The flotilla, organized by the Miami-based exile group Democracy Movement, departed the marina around 12:27 a.m. EDT and was expected to reached a point 12 1/2 miles off the Cuban coast around 9 a.m., said Ramon Saul Sanchez, the group's leader.
It is the sixth consecutive year the exiles have organized the flotilla, which started in 1995 as a way to remember 41 men, women and children who drowned on July 13, 1994 while trying to flee Cuba in a tugboat. Cuban gunboats sank the boat by flooding it with water from hoses.
``We will commemorate this event with mirrors and flowers,'' Sanchez said. ``In Cuba, several groups ... will do the same thing from the Malecon district (in Havana).
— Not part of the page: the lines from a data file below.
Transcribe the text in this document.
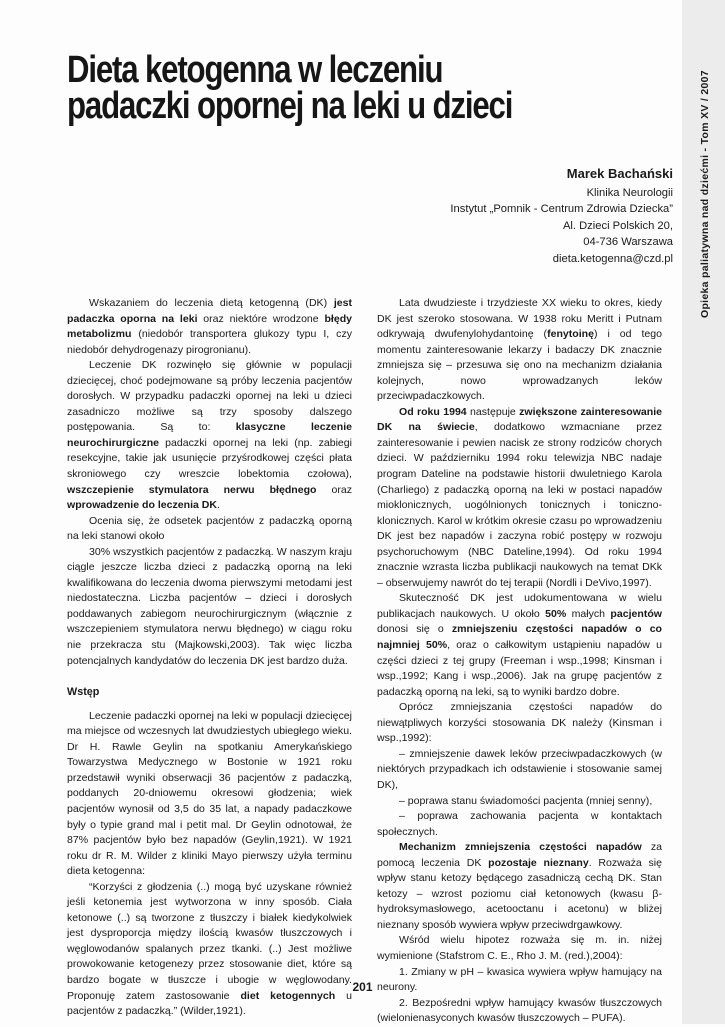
Opieka paliatywna nad dziećmi - Tom XV / 2007
Dieta ketogenna w leczeniu padaczki opornej na leki u dzieci
Marek Bachański
Klinika Neurologii
Instytut „Pomnik - Centrum Zdrowia Dziecka”
Al. Dzieci Polskich 20,
04-736 Warszawa
dieta.ketogenna@czd.pl

Wskazaniem do leczenia dietą ketogenną (DK) jest padaczka oporna na leki oraz niektóre wrodzone błędy metabolizmu (niedobór transportera glukozy typu I, czy niedobór dehydrogenazy pirogronianu).

Leczenie DK rozwinęło się głównie w populacji dziecięcej, choć podejmowane są próby leczenia pacjentów dorosłych. W przypadku padaczki opornej na leki u dzieci zasadniczo możliwe są trzy sposoby dalszego postępowania. Są to: klasyczne leczenie neurochirurgiczne padaczki opornej na leki (np. zabiegi resekcyjne, takie jak usunięcie przyśrodkowej części płata skroniowego czy wreszcie lobektomia czołowa), wszczepienie stymulatora nerwu błędnego oraz wprowadzenie do leczenia DK.

Ocenia się, że odsetek pacjentów z padaczką oporną na leki stanowi około

30% wszystkich pacjentów z padaczką. W naszym kraju ciągle jeszcze liczba dzieci z padaczką oporną na leki kwalifikowana do leczenia dwoma pierwszymi metodami jest niedostateczna. Liczba pacjentów – dzieci i dorosłych poddawanych zabiegom neurochirurgicznym (włącznie z wszczepieniem stymulatora nerwu błędnego) w ciągu roku nie przekracza stu (Majkowski,2003). Tak więc liczba potencjalnych kandydatów do leczenia DK jest bardzo duża.

Wstęp

Leczenie padaczki opornej na leki w populacji dziecięcej ma miejsce od wczesnych lat dwudziestych ubiegłego wieku. Dr H. Rawle Geylin na spotkaniu Amerykańskiego Towarzystwa Medycznego w Bostonie w 1921 roku przedstawił wyniki obserwacji 36 pacjentów z padaczką, poddanych 20-dniowemu okresowi głodzenia; wiek pacjentów wynosił od 3,5 do 35 lat, a napady padaczkowe były o typie grand mal i petit mal. Dr Geylin odnotował, że 87% pacjentów było bez napadów (Geylin,1921). W 1921 roku dr R. M. Wilder z kliniki Mayo pierwszy użyła terminu dieta ketogenna:

“Korzyści z głodzenia (..) mogą być uzyskane również jeśli ketonemia jest wytworzona w inny sposób. Ciała ketonowe (..) są tworzone z tłuszczy i białek kiedykolwiek jest dysproporcja między ilością kwasów tłuszczowych i węglowodanów spalanych przez tkanki. (..) Jest możliwe prowokowanie ketogenezy przez stosowanie diet, które są bardzo bogate w tłuszcze i ubogie w węglowodany. Proponuję zatem zastosowanie diet ketogennych u pacjentów z padaczką.” (Wilder,1921).

Lata dwudzieste i trzydzieste XX wieku to okres, kiedy DK jest szeroko stosowana. W 1938 roku Meritt i Putnam odkrywają dwufenylohydantoinę (fenytoinę) i od tego momentu zainteresowanie lekarzy i badaczy DK znacznie zmniejsza się – przesuwa się ono na mechanizm działania kolejnych, nowo wprowadzanych leków przeciwpadaczkowych.

Od roku 1994 następuje zwiększone zainteresowanie DK na świecie, dodatkowo wzmacniane przez zainteresowanie i pewien nacisk ze strony rodziców chorych dzieci. W październiku 1994 roku telewizja NBC nadaje program Dateline na podstawie historii dwuletniego Karola (Charliego) z padaczką oporną na leki w postaci napadów mioklonicznych, uogólnionych tonicznych i toniczno-klonicznych. Karol w krótkim okresie czasu po wprowadzeniu DK jest bez napadów i zaczyna robić postępy w rozwoju psychoruchowym (NBC Dateline,1994). Od roku 1994 znacznie wzrasta liczba publikacji naukowych na temat DKk – obserwujemy nawrót do tej terapii (Nordli i DeVivo,1997).

Skuteczność DK jest udokumentowana w wielu publikacjach naukowych. U około 50% małych pacjentów donosi się o zmniejszeniu częstości napadów o co najmniej 50%, oraz o całkowitym ustąpieniu napadów u części dzieci z tej grupy (Freeman i wsp.,1998; Kinsman i wsp.,1992; Kang i wsp.,2006). Jak na grupę pacjentów z padaczką oporną na leki, są to wyniki bardzo dobre.

Oprócz zmniejszania częstości napadów do niewątpliwych korzyści stosowania DK należy (Kinsman i wsp.,1992):

– zmniejszenie dawek leków przeciwpadaczkowych (w niektórych przypadkach ich odstawienie i stosowanie samej DK),

– poprawa stanu świadomości pacjenta (mniej senny),

– poprawa zachowania pacjenta w kontaktach społecznych.

Mechanizm zmniejszenia częstości napadów za pomocą leczenia DK pozostaje nieznany. Rozważa się wpływ stanu ketozy będącego zasadniczą cechą DK. Stan ketozy – wzrost poziomu ciał ketonowych (kwasu β-hydroksymasłowego, acetooctanu i acetonu) w bliżej nieznany sposób wywiera wpływ przeciwdrgawkowy.

Wśród wielu hipotez rozważa się m. in. niżej wymienione (Stafstrom C. E., Rho J. M. (red.),2004):

1. Zmiany w pH – kwasica wywiera wpływ hamujący na neurony.

2. Bezpośredni wpływ hamujący kwasów tłuszczowych (wielonienasyconych kwasów tłuszczowych – PUFA).

201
This is a symbolic bridge between people in the two countries.''
Sanchez insisted the flotilla, which also consists of four airplanes, will not stray into Cuban territorial waters. However, he said the group will protest a U.S. law that calls for the confiscation of any American vessel that leaves U.S. territorial waters with the intention of entering Cuba.
``This law is aimed at us,'' said Sanchez, refusing to elaborate on how he planned to protest the law. ``We are going to challenge proclamation in a limited, proactive and nonviolent way.''
Sanchez said five of the 10 boats that were supposed to make the trip backed out because their owners feared the U.S. government would use the law to confiscate their vessels.
On Friday, President Bush ordered stricter enforcement of the U.S. trade embargo against Cuba and greater support to dissidents on the communist island.
Bush also said he was asking the Treasury Department to do more to ensure that American tourism in Cuba, banned by law, is not occurring under the guise of permitted pro-democracy cultural exchanges.
Sanchez said he was hoping Bush would eliminate the law.
Luis Diaz, a Coast Guard spokesman, said his agency will have ships shadowing the flotilla to make sure no boats stray into Cuban waters.
Brothers to the Rescue, another Miami-based Cuban exile group, will also send planes to fly over the flotilla, said Jose Basulto, the group's leader.
He said the planes will head to a point 28 miles north of Havana -- an area known to Cuban exiles as Martyrs' Point -- as a way to remember the 41 tugboat victims and the four Brothers to the Rescue pilots who were killed on Feb. 24, 1996 when their planes were shot down by Cuban fighter jets.
Basulto said Martyrs' Point was where the attack took place.